Professional support

The most secure residential networks will have at least some level of professional support. A CEDIA integrator can provide everything upwards of basic installation to updates and remote monitoring, again, depending on the needs of the client.

With this in mind, we see four grades of local area networks. The higher the security need, the higher the grade:

• Consumer grade: Low security demand products that can be installed by customers.
• “Prosumer” grade: Customer products intended to be supported by professionals.
• Enterprise grade: Products with long life spans/low failure rates for large organisations.
• Carrier grade: Products designed with 99.9999% uptime, such as telecommunication carriers.

Best practices – implanting the NIST framework

For enhanced information security, the National Institute of Standards and Technology uses the following five-pillar framework:

1.        Identify: Discovering the physical assets and processes that need protection.

2.        Protect: Putting the right safeguards in place for these assets.

3.        Detect: Using the most appropriate techniques to identify incidents.

4.        Respond: Implementing the best practices to minimise damage.

5.        Recover: Finding effective methods to restore operations post-incident.

Key hardware and configuration for network security

For maximum residential network security, integrators should recommend the following best practices:

Edge devices

These sit at the edge between two networks, forming a critical barrier to prevent security threats from entering.
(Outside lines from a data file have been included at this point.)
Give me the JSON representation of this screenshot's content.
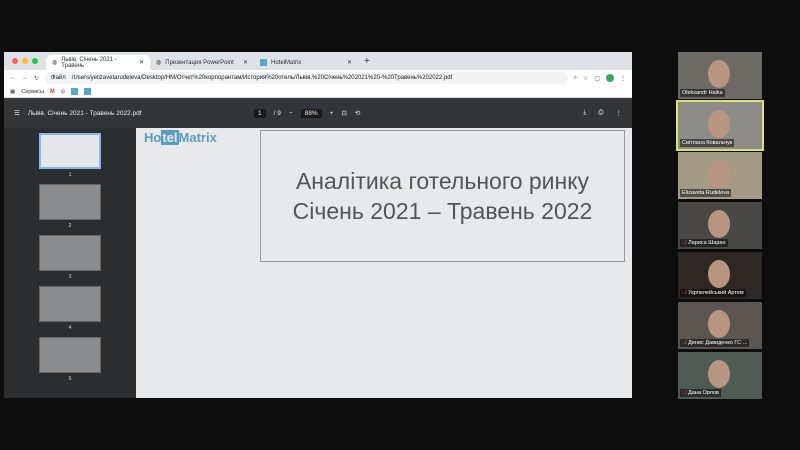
{
  "browser": {
    "tabs": [
      {
        "label": "Львів. Січень 2021 - Травень",
        "active": true
      },
      {
        "label": "Презентация PowerPoint",
        "active": false
      },
      {
        "label": "HotelMatrix",
        "active": false
      }
    ],
    "new_tab": "+",
    "address_prefix": "Файл",
    "url": "/Users/yelizavetarudeleva/Desktop/HM/Отчет%20корпорантам/История%20отель/Львів.%20Січень%202021%20-%20Травень%202022.pdf",
    "bookmarks": [
      "Сервисы"
    ]
  },
  "pdf": {
    "filename": "Львів. Січень 2021 - Травень 2022.pdf",
    "page": "1",
    "total_pages": "/ 9",
    "zoom": "88%",
    "thumbnails": [
      "1",
      "2",
      "3",
      "4",
      "5"
    ],
    "logo": {
      "pre": "Ho",
      "hl": "tel",
      "post": "Matrix"
    },
    "title_line1": "Аналітика готельного ринку",
    "title_line2": "Січень 2021 – Травень 2022"
  },
  "participants": [
    {
      "name": "Oleksandr Haika",
      "muted": false,
      "speaking": false,
      "color": "#6d6a66"
    },
    {
      "name": "Світлана Ковальчук",
      "muted": false,
      "speaking": true,
      "color": "#8e8c88"
    },
    {
      "name": "Elizaveta Rudeleva",
      "muted": false,
      "speaking": false,
      "color": "#a59a85"
    },
    {
      "name": "Лариса Шаран",
      "muted": true,
      "speaking": false,
      "color": "#4a4844"
    },
    {
      "name": "Укрпелейський Артем",
      "muted": true,
      "speaking": false,
      "color": "#2e2724"
    },
    {
      "name": "Денис Давиденко ГС ...",
      "muted": true,
      "speaking": false,
      "color": "#5a5550"
    },
    {
      "name": "Дана Орлов",
      "muted": true,
      "speaking": false,
      "color": "#4f5a52"
    }
  ]
}
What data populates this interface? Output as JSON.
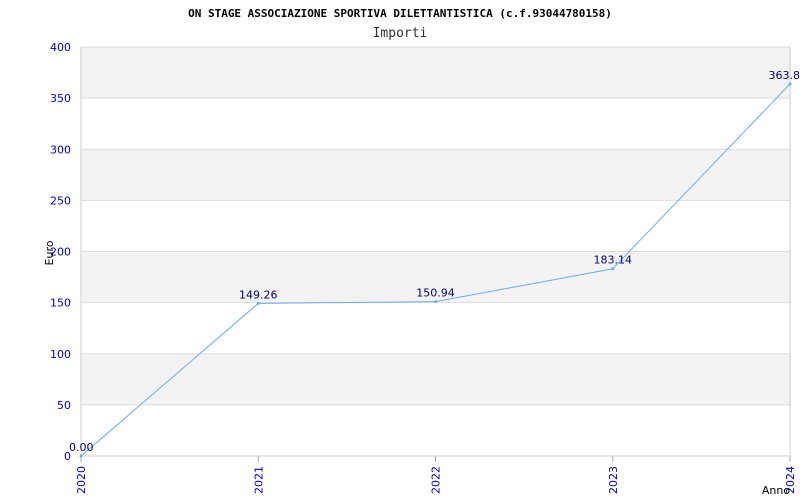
{
  "chart_data": {
    "type": "line",
    "title": "ON STAGE ASSOCIAZIONE SPORTIVA DILETTANTISTICA (c.f.93044780158)",
    "subtitle": "Importi",
    "xlabel": "Anno",
    "ylabel": "Euro",
    "categories": [
      "2020",
      "2021",
      "2022",
      "2023",
      "2024"
    ],
    "values": [
      0.0,
      149.26,
      150.94,
      183.14,
      363.8
    ],
    "value_labels": [
      "0.00",
      "149.26",
      "150.94",
      "183.14",
      "363.8"
    ],
    "ylim": [
      0,
      400
    ],
    "yticks": [
      0,
      50,
      100,
      150,
      200,
      250,
      300,
      350,
      400
    ],
    "ytick_labels": [
      "0",
      "50",
      "100",
      "150",
      "200",
      "250",
      "300",
      "350",
      "400"
    ],
    "grid": true,
    "colors": {
      "line": "#6aaaf0",
      "band": "#f3f3f3",
      "grid": "#dddddd",
      "tick_text": "#0000cc",
      "data_label": "#000080"
    }
  }
}
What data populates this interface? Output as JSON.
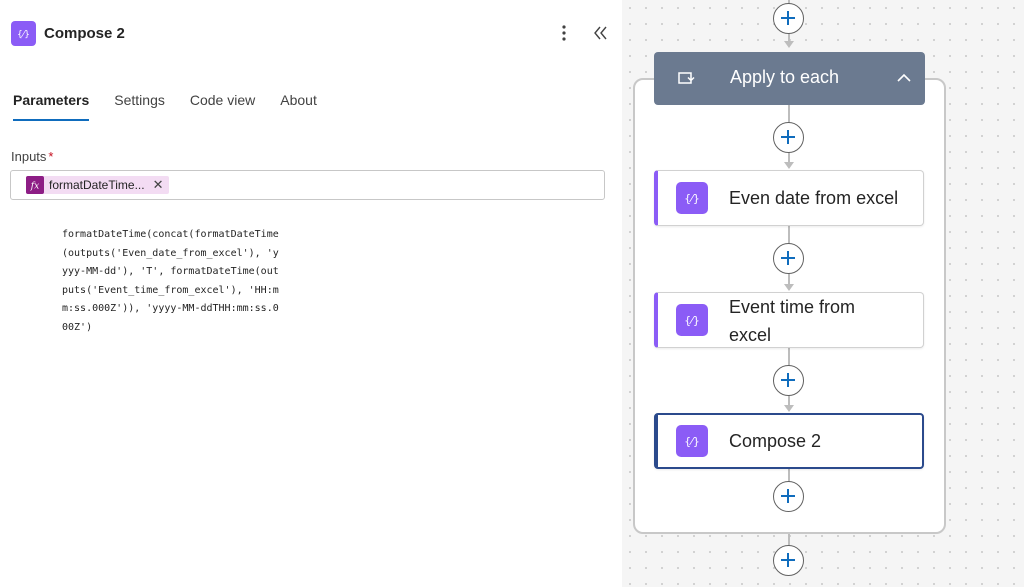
{
  "panel": {
    "title": "Compose 2",
    "tabs": [
      {
        "label": "Parameters"
      },
      {
        "label": "Settings"
      },
      {
        "label": "Code view"
      },
      {
        "label": "About"
      }
    ],
    "inputs_label": "Inputs",
    "required_marker": "*",
    "token": {
      "icon": "fx-icon",
      "label": "formatDateTime..."
    },
    "expression": "formatDateTime(concat(formatDateTime(outputs('Even_date_from_excel'), 'yyyy-MM-dd'), 'T', formatDateTime(outputs('Event_time_from_excel'), 'HH:mm:ss.000Z')), 'yyyy-MM-ddTHH:mm:ss.000Z')"
  },
  "flow": {
    "loop": {
      "title": "Apply to each",
      "icon": "loop-icon"
    },
    "actions": [
      {
        "title": "Even date from excel",
        "icon": "compose-icon"
      },
      {
        "title": "Event time from excel",
        "icon": "compose-icon"
      },
      {
        "title": "Compose 2",
        "icon": "compose-icon",
        "selected": true
      }
    ]
  },
  "colors": {
    "accent": "#0f6cbd",
    "compose": "#8b5cf6",
    "loop_header": "#6b7a90",
    "expression_token": "#8d1d85"
  }
}
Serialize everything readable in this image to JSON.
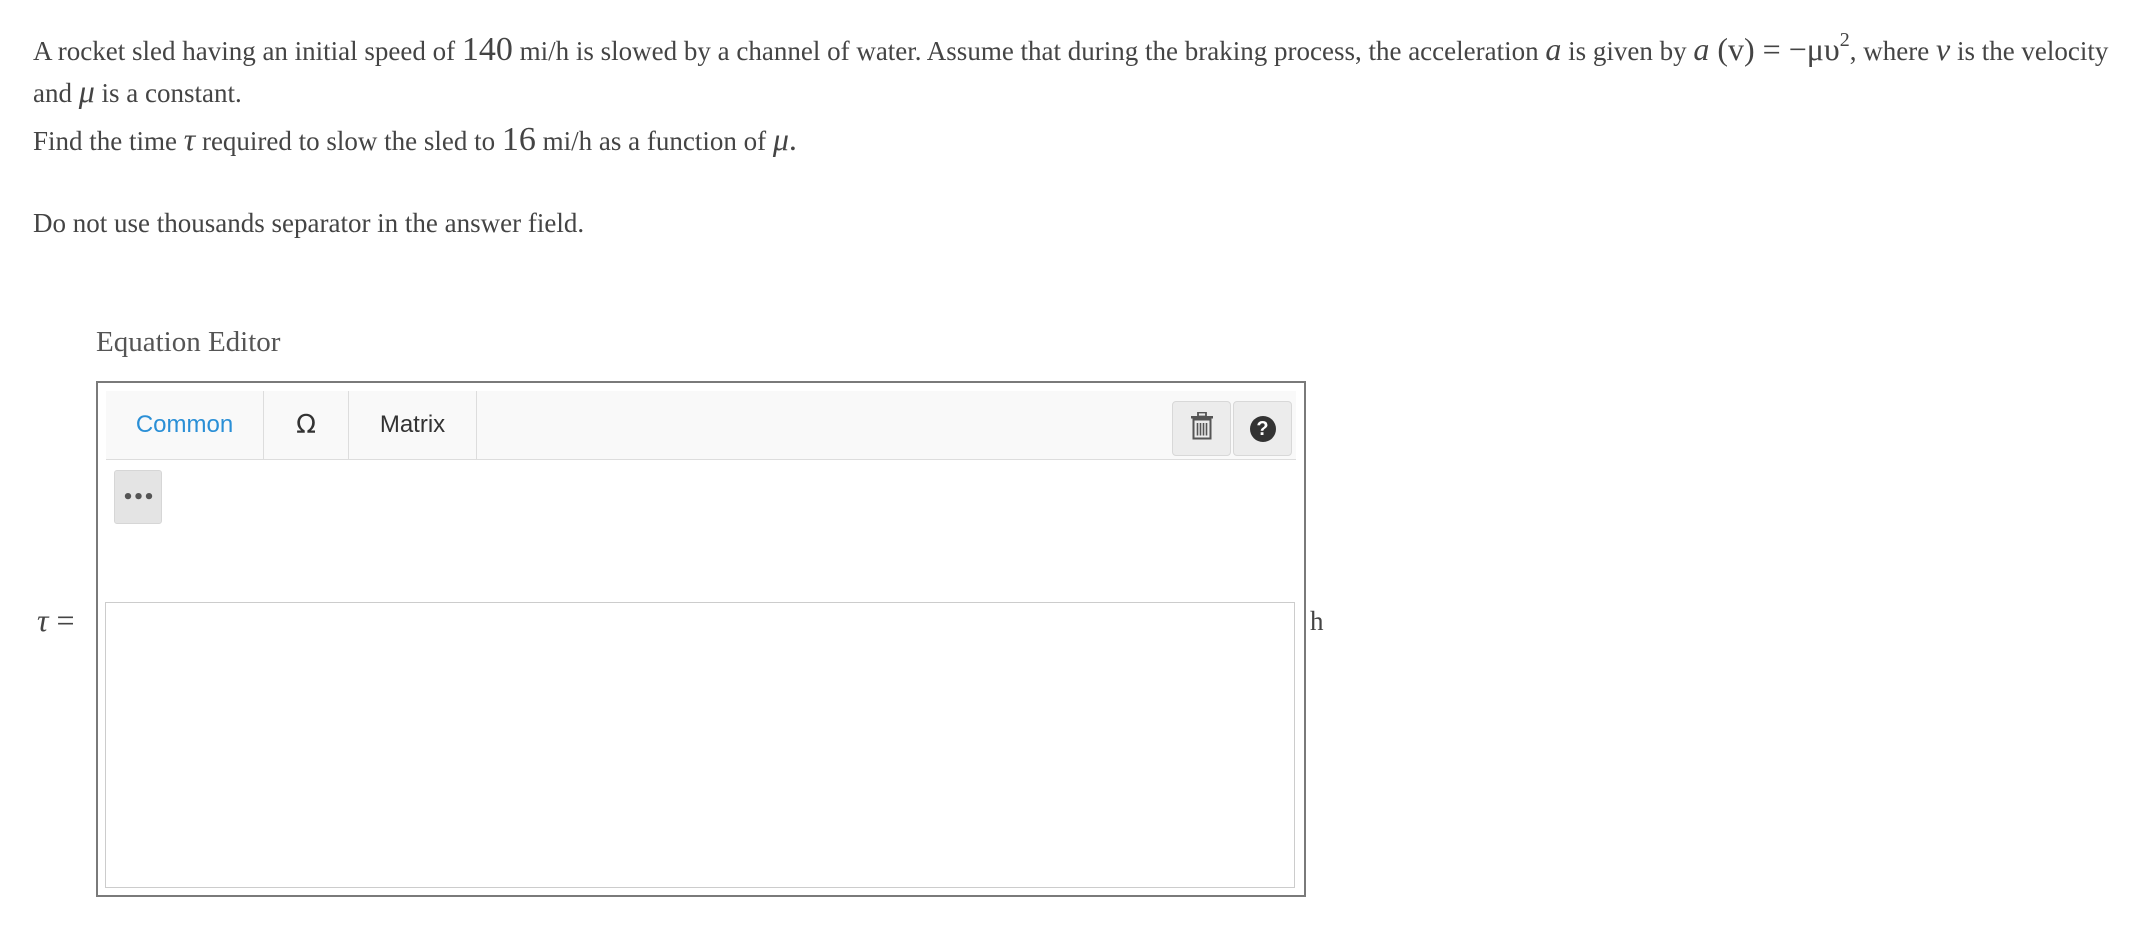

Common examples include firewalls, routers or network switches.

Dedicated hardware firewalls

In settings with higher security needs, such as enterprise and carrier grade networks, dedicated hardware firewalls are best. These may have a second failover unit for redundancy, and are capable of deep data analysis during incidents. They have been engineered to ensure minimum data throughput requirements, even when at full-load.

Secure VPNs

Rather than using port forwarding, which can help hackers gain entry, it is better to use secure VPNs. These allow you to access devices remotely without compromising security.

Traffic segmentation

In cases where data is forwarded between one location and another, such as a home and a work office, VLANs offer a secure solution. The virtual local area networks are broadcast domains that are partitioned and isolated at the second (data link) layer of a network.

Even in lower security applications, we can also use enterprise grade switches and wireless access points (WAPs) for ultimate protection.

Authentication, passwords and encryption

Wi-Fi authentication should never be open – that is, accessible without a password. Certificate-based authentication such as Port-Based Network Access Control (PNAC) offers a secure alternative.

Your password should be strong, including a minimum of 10 characters with a variety of types such as letters, numbers, punctuation marks and upper/lower case.

Finally, Wi-Fi should be encrypted to the highest standard, which is currently WPA3. This enables more robust authentication with increased cryptographic strength. WPA3 networks supersede older technology like WPA2, requiring Protected Management Frames and disallowing legacy protocols or outdated security methods.

Human element and device awareness

As with all cyber threats, the biggest one is the human element – otherwise known as “wetware”. Attacks of this nature capitalise on a user’s trust, for example, looking at patterns in their behaviour or encouraging them to forgo essential security steps.

Some common attacks include social engineering, such as Trojan emails, phishing, or impersonation. The key here is to educate users to recognise these kinds of attacks, for example, strange looking attachments or email addresses.

Likewise, we should monitor the network continuously for unauthorised device access. Only authorised users should be able to connect to the network.

Emerging threats and ongoing maintenance

The key thing to remember with secure residential networks is that threats are always evolving. This is particularly true with smart home devices; for instance, drones and IoT hardware may not meet the latest security standards.

To combat this, integrators should offer regular network audits and firmware updates. Ideally, an evaluation once a year will keep clients safe and improve all-round customer service.